Reddit-born hyperloop and engineering collective rLoop has bought the intellectual property of Arrivo, a fellow hyperloop startup that went out of business last December, The Verge has learned. rLoop co-founder Brent Lessard confirmed the sale, but he would not disclose how much the group paid.
Lessard said rLoop might try to revive some of the deals that Arrivo had been working on, like a test track outside of Denver, Colorado, and that it may hire back some of Arrivo’s former employees. But, Lessard said, rLoop is still only in the “final stages” of assessing the progress Arrivo’s employees had made toward developing a type of hyperloop that relies on magnetic levitation (as opposed to the vacuum-based solution that was originally proposed by Elon Musk when he introduced the hyperloop idea in a 2013 white paper).
Arrivo was founded in 2017 by former SpaceX engineer Brogan BamBrogan, who was also a co-founder of Hyperloop One (which is now Virgin Hyperloop One). BamBrogan was ousted from Hyperloop One in 2016 after a blow-up with fellow co-founder Shervin Pishevar and other executives at the company. Arrivo shuttered in late 2018 after running out of money.
“I was very happy to see our IP go to rLoop,” BamBrogan told The Verge in a text message. “They are an engineering-led organization with a great team.”
rLoop, meanwhile, was founded in 2015 after SpaceX announced plans to hold a hyperloop competition. Lessard and other members of the SpaceX subreddit eventually pulled together some 140 engineers and designers and became the only non-university team to advance out of the design round and into the final competition where they ultimately won an “innovation award.”
“We’ve had a fairly close relationship over the years with Brogan, and we were disheartened when we heard that they were closing up shop,” Lessard said. “We were in talks with [Arrivo] since that point to figure out exactly what they’ve been working on, what was happening with the IP, and so we ended up acquiring it earlier this year.”

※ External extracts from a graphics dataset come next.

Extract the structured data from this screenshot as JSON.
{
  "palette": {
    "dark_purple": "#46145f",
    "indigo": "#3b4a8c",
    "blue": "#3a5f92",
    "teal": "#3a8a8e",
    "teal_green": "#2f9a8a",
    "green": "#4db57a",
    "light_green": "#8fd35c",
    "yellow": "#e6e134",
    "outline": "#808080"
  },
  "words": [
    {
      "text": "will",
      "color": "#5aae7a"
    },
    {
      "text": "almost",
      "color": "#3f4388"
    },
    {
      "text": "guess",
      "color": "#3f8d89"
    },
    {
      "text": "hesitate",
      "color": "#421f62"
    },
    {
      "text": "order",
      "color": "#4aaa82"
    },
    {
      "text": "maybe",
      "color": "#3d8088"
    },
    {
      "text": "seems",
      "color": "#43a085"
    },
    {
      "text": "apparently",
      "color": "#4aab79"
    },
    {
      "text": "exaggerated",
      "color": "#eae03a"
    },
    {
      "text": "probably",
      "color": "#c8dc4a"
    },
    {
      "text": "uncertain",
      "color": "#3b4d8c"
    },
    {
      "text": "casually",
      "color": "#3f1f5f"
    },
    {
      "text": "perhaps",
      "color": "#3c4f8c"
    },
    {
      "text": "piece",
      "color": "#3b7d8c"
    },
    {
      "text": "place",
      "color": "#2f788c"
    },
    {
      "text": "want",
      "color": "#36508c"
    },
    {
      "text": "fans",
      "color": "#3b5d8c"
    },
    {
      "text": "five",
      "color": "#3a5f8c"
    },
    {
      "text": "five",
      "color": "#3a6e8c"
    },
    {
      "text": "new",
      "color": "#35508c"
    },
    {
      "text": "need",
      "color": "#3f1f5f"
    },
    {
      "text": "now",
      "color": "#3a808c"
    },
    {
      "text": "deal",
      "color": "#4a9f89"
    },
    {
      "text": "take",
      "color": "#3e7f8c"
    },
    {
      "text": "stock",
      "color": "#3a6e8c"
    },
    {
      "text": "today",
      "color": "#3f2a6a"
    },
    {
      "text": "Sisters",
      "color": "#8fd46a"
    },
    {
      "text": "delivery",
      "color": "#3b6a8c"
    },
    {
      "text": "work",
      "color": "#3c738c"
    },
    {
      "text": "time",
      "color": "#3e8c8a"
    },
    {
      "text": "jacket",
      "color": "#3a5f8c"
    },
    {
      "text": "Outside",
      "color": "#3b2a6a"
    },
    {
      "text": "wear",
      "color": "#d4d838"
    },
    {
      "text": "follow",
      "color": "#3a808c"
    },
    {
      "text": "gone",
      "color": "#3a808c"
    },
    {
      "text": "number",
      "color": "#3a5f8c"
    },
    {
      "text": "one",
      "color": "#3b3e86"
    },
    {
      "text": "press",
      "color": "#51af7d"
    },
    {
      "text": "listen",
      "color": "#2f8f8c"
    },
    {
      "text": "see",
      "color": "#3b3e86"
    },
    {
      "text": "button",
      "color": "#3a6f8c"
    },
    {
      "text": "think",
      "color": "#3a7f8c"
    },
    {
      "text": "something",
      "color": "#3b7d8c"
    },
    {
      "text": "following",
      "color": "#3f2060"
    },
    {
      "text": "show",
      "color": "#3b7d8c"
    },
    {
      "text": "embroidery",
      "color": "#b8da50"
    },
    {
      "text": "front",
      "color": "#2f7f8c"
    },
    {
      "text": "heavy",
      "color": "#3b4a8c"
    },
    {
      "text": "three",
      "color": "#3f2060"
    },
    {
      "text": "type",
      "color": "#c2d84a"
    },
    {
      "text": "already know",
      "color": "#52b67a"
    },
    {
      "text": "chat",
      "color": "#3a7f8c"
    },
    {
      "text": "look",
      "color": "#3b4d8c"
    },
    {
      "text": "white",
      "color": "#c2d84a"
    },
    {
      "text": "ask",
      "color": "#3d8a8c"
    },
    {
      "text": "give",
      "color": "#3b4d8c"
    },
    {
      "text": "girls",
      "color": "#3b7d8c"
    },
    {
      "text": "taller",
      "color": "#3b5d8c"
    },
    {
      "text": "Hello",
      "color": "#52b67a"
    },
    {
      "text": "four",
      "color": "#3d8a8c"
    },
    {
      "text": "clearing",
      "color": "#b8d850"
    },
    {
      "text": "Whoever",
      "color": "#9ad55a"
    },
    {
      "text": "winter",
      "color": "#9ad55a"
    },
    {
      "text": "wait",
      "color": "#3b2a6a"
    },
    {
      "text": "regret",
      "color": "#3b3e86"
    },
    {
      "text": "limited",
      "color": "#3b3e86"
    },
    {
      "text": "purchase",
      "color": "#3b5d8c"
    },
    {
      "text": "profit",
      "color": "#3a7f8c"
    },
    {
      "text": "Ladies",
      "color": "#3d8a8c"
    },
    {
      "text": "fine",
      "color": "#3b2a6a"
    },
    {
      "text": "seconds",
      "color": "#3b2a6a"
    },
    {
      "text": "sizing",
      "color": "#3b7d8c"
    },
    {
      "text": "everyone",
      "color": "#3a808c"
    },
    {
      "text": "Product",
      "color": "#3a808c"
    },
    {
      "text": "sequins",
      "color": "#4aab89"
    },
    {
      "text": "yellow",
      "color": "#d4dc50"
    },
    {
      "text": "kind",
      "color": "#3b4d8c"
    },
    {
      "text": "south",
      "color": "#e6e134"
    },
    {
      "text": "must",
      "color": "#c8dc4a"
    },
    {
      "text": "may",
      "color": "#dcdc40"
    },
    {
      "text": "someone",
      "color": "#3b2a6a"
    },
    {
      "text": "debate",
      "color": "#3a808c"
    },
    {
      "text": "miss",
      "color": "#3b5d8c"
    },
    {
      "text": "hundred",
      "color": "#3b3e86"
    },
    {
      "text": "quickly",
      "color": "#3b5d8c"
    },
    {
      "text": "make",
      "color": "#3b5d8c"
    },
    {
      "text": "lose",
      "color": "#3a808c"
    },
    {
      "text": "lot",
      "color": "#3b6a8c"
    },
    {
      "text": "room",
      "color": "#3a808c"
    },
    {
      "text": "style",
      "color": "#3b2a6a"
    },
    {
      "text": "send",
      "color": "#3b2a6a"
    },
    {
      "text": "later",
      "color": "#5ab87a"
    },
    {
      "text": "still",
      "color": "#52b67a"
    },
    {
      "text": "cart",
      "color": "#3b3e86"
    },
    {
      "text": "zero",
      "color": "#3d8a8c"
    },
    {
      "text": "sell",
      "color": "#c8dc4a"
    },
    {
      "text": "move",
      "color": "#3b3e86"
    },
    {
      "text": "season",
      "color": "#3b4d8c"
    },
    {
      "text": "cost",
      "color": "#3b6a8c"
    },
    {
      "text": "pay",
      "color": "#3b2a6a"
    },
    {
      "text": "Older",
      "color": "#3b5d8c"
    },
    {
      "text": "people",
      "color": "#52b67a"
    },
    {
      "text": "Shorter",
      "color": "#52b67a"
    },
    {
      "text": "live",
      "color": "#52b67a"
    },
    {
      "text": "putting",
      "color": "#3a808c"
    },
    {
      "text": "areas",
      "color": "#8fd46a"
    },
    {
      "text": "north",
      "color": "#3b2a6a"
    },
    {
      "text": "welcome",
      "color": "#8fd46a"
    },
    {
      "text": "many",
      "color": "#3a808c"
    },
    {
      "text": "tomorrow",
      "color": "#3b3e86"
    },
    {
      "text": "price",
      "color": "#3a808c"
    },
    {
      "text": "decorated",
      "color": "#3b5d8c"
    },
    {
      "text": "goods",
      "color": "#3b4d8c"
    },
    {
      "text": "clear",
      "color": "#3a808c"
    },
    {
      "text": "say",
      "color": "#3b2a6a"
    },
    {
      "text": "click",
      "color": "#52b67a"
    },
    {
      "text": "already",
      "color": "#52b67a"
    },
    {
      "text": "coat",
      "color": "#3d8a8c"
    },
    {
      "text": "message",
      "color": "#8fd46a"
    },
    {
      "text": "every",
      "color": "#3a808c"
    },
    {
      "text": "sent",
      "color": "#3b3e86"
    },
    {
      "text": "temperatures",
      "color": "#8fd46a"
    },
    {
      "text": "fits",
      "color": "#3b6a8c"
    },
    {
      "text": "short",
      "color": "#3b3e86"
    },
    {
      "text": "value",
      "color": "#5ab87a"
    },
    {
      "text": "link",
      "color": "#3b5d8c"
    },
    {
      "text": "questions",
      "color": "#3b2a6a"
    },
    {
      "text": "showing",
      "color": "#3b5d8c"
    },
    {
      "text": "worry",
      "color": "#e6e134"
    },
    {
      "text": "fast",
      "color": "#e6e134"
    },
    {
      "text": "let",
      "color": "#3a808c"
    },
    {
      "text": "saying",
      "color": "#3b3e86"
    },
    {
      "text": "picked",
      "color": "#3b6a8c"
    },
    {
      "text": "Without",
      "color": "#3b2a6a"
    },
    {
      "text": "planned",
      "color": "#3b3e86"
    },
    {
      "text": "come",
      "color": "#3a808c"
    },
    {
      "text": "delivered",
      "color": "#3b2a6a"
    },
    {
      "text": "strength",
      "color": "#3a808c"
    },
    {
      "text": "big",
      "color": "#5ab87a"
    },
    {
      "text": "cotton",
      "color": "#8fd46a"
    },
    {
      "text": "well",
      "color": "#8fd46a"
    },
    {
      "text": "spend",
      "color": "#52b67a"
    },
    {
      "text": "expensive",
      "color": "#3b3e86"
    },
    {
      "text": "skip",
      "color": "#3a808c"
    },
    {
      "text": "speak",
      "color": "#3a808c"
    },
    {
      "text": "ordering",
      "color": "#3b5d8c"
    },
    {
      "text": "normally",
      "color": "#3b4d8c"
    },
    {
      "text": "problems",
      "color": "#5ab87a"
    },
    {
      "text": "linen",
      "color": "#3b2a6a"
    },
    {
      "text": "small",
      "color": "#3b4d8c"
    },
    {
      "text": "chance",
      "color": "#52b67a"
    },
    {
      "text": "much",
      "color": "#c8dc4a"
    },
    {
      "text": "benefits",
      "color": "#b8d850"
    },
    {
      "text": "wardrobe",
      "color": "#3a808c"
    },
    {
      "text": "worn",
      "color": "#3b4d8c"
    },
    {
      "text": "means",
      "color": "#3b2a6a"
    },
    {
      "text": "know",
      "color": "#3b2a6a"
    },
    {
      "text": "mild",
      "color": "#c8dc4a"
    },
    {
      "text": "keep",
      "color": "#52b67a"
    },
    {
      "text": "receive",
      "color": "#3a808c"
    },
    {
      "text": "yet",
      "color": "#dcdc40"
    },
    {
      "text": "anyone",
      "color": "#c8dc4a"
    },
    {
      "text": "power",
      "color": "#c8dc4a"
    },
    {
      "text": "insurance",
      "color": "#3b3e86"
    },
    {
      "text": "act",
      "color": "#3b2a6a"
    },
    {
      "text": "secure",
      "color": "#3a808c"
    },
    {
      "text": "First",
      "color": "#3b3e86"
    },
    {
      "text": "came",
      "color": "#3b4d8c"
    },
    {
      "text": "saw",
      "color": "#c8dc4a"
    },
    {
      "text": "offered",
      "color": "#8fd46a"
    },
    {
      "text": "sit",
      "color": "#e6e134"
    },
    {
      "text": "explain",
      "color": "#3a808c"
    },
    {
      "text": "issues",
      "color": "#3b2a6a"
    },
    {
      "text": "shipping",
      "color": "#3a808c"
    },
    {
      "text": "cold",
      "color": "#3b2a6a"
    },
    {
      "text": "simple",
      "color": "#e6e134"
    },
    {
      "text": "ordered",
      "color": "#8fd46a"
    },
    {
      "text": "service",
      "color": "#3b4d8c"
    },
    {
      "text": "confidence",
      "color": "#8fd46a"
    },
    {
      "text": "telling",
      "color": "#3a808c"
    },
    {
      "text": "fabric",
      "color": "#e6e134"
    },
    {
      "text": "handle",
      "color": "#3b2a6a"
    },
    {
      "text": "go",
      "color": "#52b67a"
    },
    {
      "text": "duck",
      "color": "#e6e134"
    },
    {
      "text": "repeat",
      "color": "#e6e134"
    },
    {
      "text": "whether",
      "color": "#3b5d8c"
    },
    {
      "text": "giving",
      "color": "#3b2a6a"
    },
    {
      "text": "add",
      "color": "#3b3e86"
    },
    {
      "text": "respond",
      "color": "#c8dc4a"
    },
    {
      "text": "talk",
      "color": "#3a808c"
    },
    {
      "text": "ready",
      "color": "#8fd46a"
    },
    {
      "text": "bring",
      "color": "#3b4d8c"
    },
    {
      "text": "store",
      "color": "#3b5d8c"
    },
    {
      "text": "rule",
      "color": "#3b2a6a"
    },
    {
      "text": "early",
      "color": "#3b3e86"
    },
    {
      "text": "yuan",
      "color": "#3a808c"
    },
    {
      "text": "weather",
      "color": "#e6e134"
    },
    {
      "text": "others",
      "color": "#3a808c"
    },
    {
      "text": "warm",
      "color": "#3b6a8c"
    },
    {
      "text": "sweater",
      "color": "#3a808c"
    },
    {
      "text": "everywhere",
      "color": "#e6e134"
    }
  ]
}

Lessard said rLoop has had “conversations with a number of key [Arrivo] employees” and that “many of them have expressed the desire to see the concept through.”
A number of hyperloop startups popped up in the wake of Musk’s 2013 white paper, though the idea is still in its infancy. Virgin Hyperloop One has amassed the biggest war chest in pursuit of the idea. The company raised $172 million earlier this year (with much of the investment coming from a major port operator in Dubai) to add to previous funding of $295 million.